It had a one-word title, he said, and was likely to “piss off” at least half of the audience. A few might even walk out, he said. But, an assistant brought out a music stand and Merle started crooning about a woman named “Hillary.”
“The country needs to be honest,” he sang. “Change needs to be large.”
“Let’s put a woman in charge.”
A few in the crowd, (including our neighbors who complained all throughout Haggard’s opening act, Neko Case, because they “didn’t buy tickets to see Jewel") scoffed at Merle’s tribute while others wondered if he was serious. “How did you take it?” we overheard one cowboy asking another as we left the show.
Haggard had, afterall, brought the crowd to their feet just a few songs earlier with “The Fightin’ Side of Me,” his pro-America Vietnam-based tune from 1970.
But if the country legend’s take on current politics—especially in regard to the current war—he’s serious.
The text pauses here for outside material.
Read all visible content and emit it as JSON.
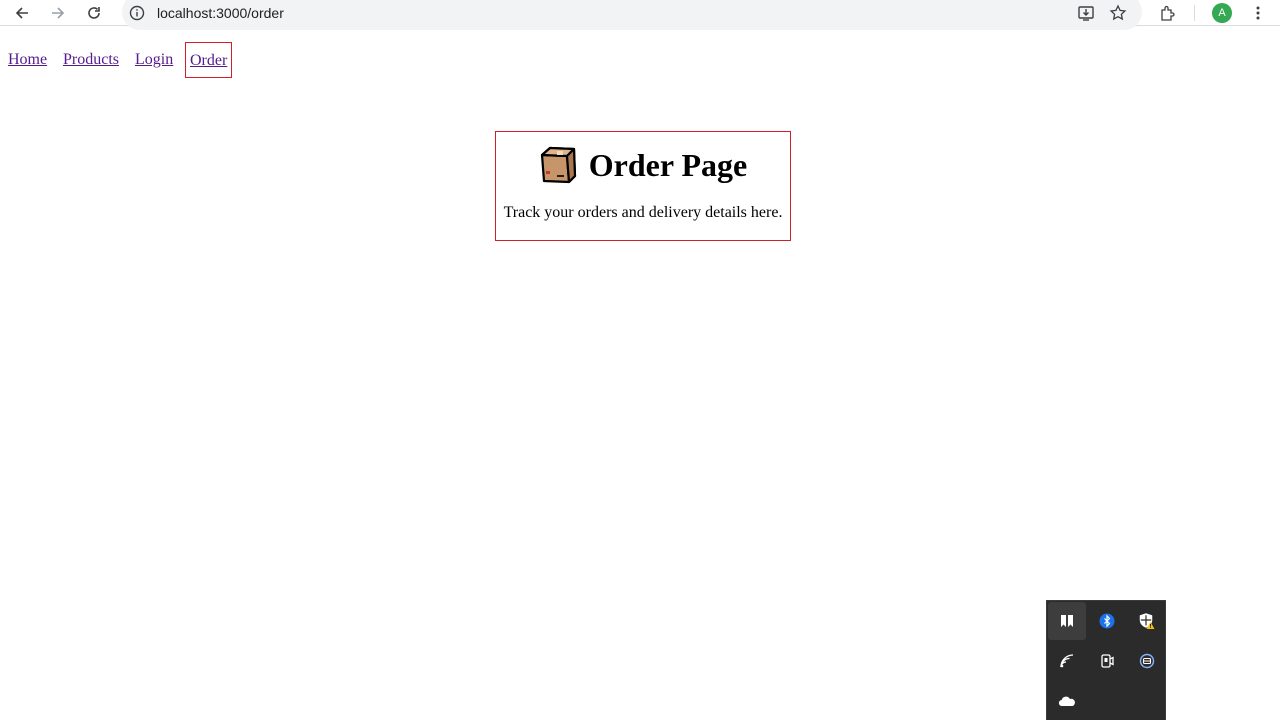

Haggard got some flack in 2003 with his song “That’s the News,” which criticized coverage of the Iraq war and he later came to the aid of the Dixie Chicks when they came under fire for their comments about President George Bush at a concert.
On Monday, when he finished “Hillary” (which I’m assuming is the song’s one-word title), Haggard lamented that, “a song like that will never get played.”
Then he moved right into a rousing rendition of, “I Think I’ll Just Stay Here and Drink,” and any grumbling about “Hillary” began to fade.
Thanks potatoe head, or is that potato head?
Your comment made me toss my lunch.
But have you noticed how old singers, politicians and actors seem to lose it in their twilight years.
Barry Goldwater
M. Brando
Merle Haggard.
I still take his old songs to mean just what he meant them to mean, before he completely pickled his brain with 80 proof.
That feeling is called cognitive dissonance. It's your brain's way of dealing with the discovery that you don't know jack.